Have you had an eviction filed against you? Please read these important notes about the eviction process:
NOTE: If you are facing an eviction and would like to speak with someone, you can call the Neighborhood & Housing Services Department at 210-207-5910 or contact eviction help with questions.
Notice to Vacate
Your eviction process will start when you receive a Notice to Vacate. The landlord or the landlord’s agent will deliver this to you personally or to a person that is living with you. You should also receive the Notice of Tenants' Rights(PDF, 178KB) advising you of your rights and resources. If you are not home, this notice is frequently taped to the main door of the property.

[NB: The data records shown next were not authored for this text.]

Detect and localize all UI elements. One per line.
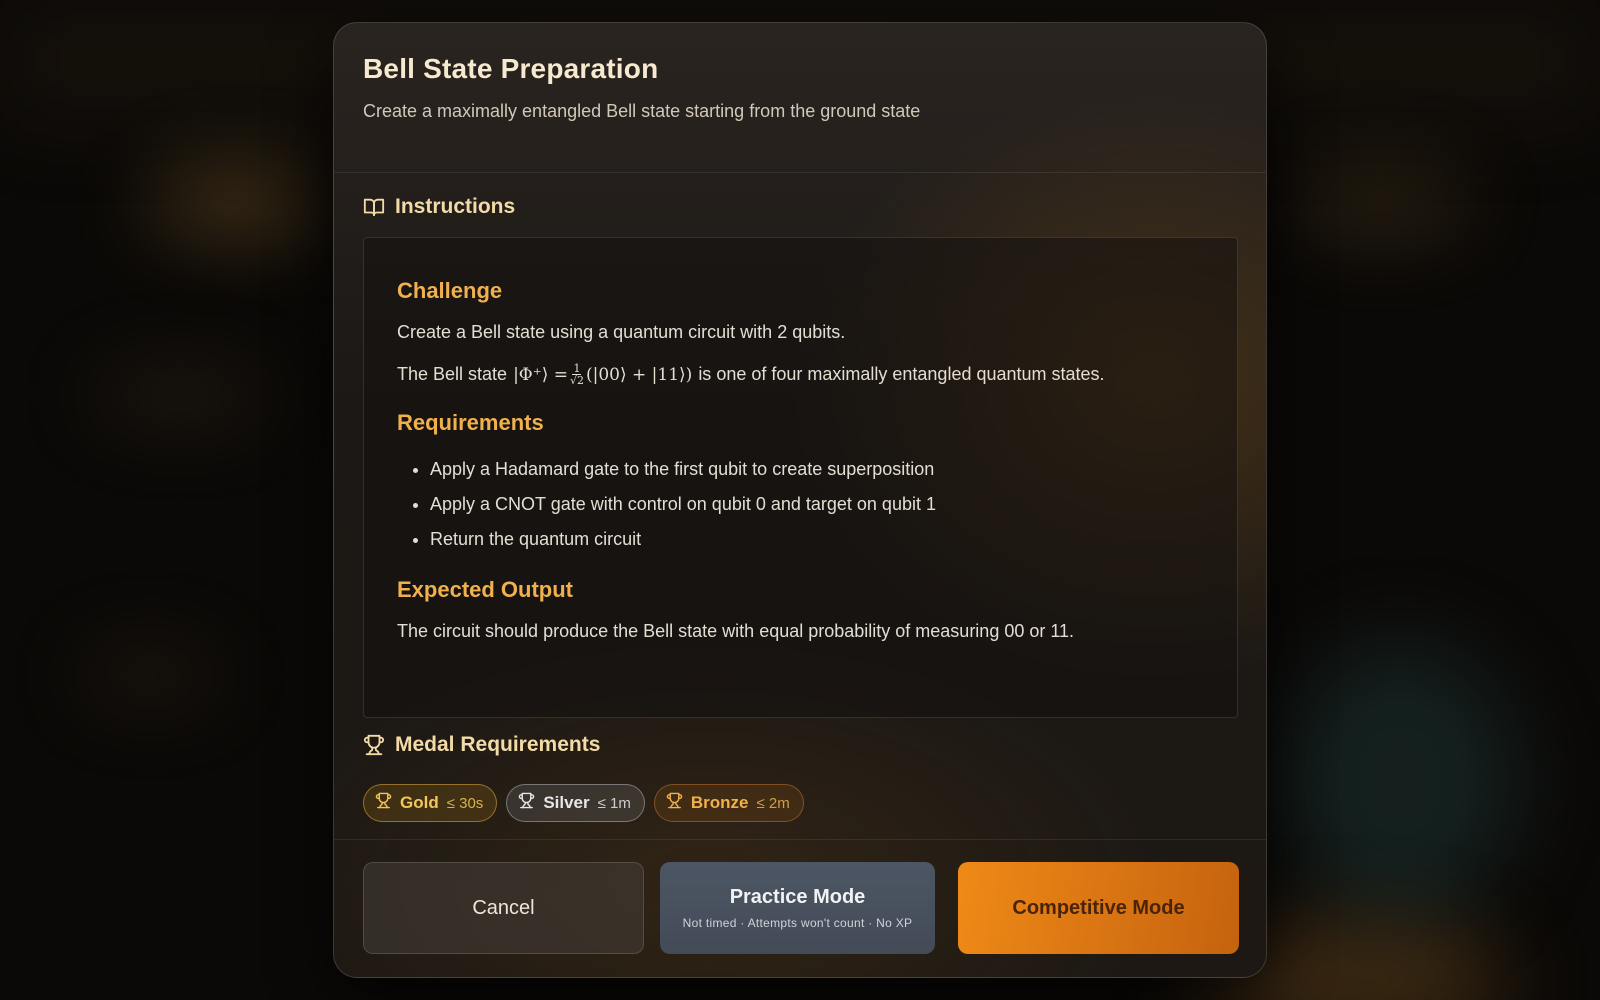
dialog-subtitle: Create a maximally entangled Bell state … [363,101,921,121]
trophy-icon [666,792,683,814]
instructions-header: Instructions [363,195,515,219]
challenge-heading: Challenge [397,278,503,303]
medal-requirements-title: Medal Requirements [395,733,601,756]
medal-requirement: ≤ 2m [756,794,790,812]
medal-name: Bronze [690,793,749,812]
list-item: Apply a Hadamard gate to the first qubit… [430,452,1204,487]
bell-text-before: The Bell state [397,364,508,384]
requirements-heading: Requirements [397,410,544,435]
bell-state-text: The Bell state |Φ⁺⟩ = 1 √2 (|00⟩ + |11⟩)… [397,363,1204,386]
medal-requirements-header: Medal Requirements [363,733,600,757]
list-item: Return the quantum circuit [430,522,1204,557]
medal-name: Gold [400,793,439,812]
expected-output-text: The circuit should produce the Bell stat… [397,621,1075,641]
instructions-panel: Challenge Create a Bell state using a qu… [363,237,1238,718]
practice-mode-button[interactable]: Practice Mode Not timed · Attempts won't… [660,862,935,954]
trophy-icon [518,792,535,814]
fraction-denominator: √2 [569,374,584,387]
competitive-mode-label: Competitive Mode [1012,896,1185,919]
trophy-icon [363,734,385,756]
bell-formula-lhs: |Φ⁺⟩ = [513,364,568,385]
competitive-mode-button[interactable]: Competitive Mode [958,862,1239,954]
challenge-text: Create a Bell state using a quantum circ… [397,322,846,342]
medal-requirement: ≤ 30s [446,794,484,812]
medal-badge-gold: Gold ≤ 30s [363,784,498,822]
expected-output-heading: Expected Output [397,577,574,602]
bell-formula-rhs: (|00⟩ + |11⟩) [586,364,693,385]
list-item: Apply a CNOT gate with control on qubit … [430,487,1204,522]
challenge-dialog: Bell State Preparation Create a maximall… [333,22,1267,978]
dialog-title: Bell State Preparation [363,53,659,84]
book-open-icon [363,196,385,218]
medal-badges: Gold ≤ 30s Silver ≤ 1m Bronze ≤ 2m [363,784,804,822]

The notice will usually contain a stated reason for the eviction, a delivery date and a notice when to vacate the property - usually in 3 days. You do not have to leave the property by the date indicated. This is an attempt to have you vacate the property. However, it is in your best interest to vacate before the landlord files for an eviction hearing. At that point, you will be required to attend and it will negatively affect your credit record and rental history.
Other Languages: Notice of Tenants' Rights
Although you are not required to leave by the date on the notice, your failure to leave will probably result in the landlord filing an eviction suit against you. The suit is an effort by the landlord to obtain a Forcible Entry and Detainer. It is a lawsuit whereby the landlord seeks to obtain a court order requiring you to leave the premises.
Your court hearing will generally be 6-10 days from the delivery date. If you miss the court hearing, you will lose by default and your rental history and credit will be damaged. If the landlord is seeking to evict you because of rent delinquency, the judge will most likely order the eviction. If rent is withheld, it should be in the form of a money order dated for the day the rent is due. However, it is not recommended that you withhold rent.
If the judge grants the eviction, you will have 5 days to vacate the property before the landlord and constable can remove all your possessions. If you feel the need to appeal, you may do so within 5 days of the eviction hearing.
The appeals process is complex and will require an attorney and a deposit to the court in the amount of one month’s rent. If you have the landlord’s consent to pay late and that an eviction will not occur, make sure to get that agreement in writing.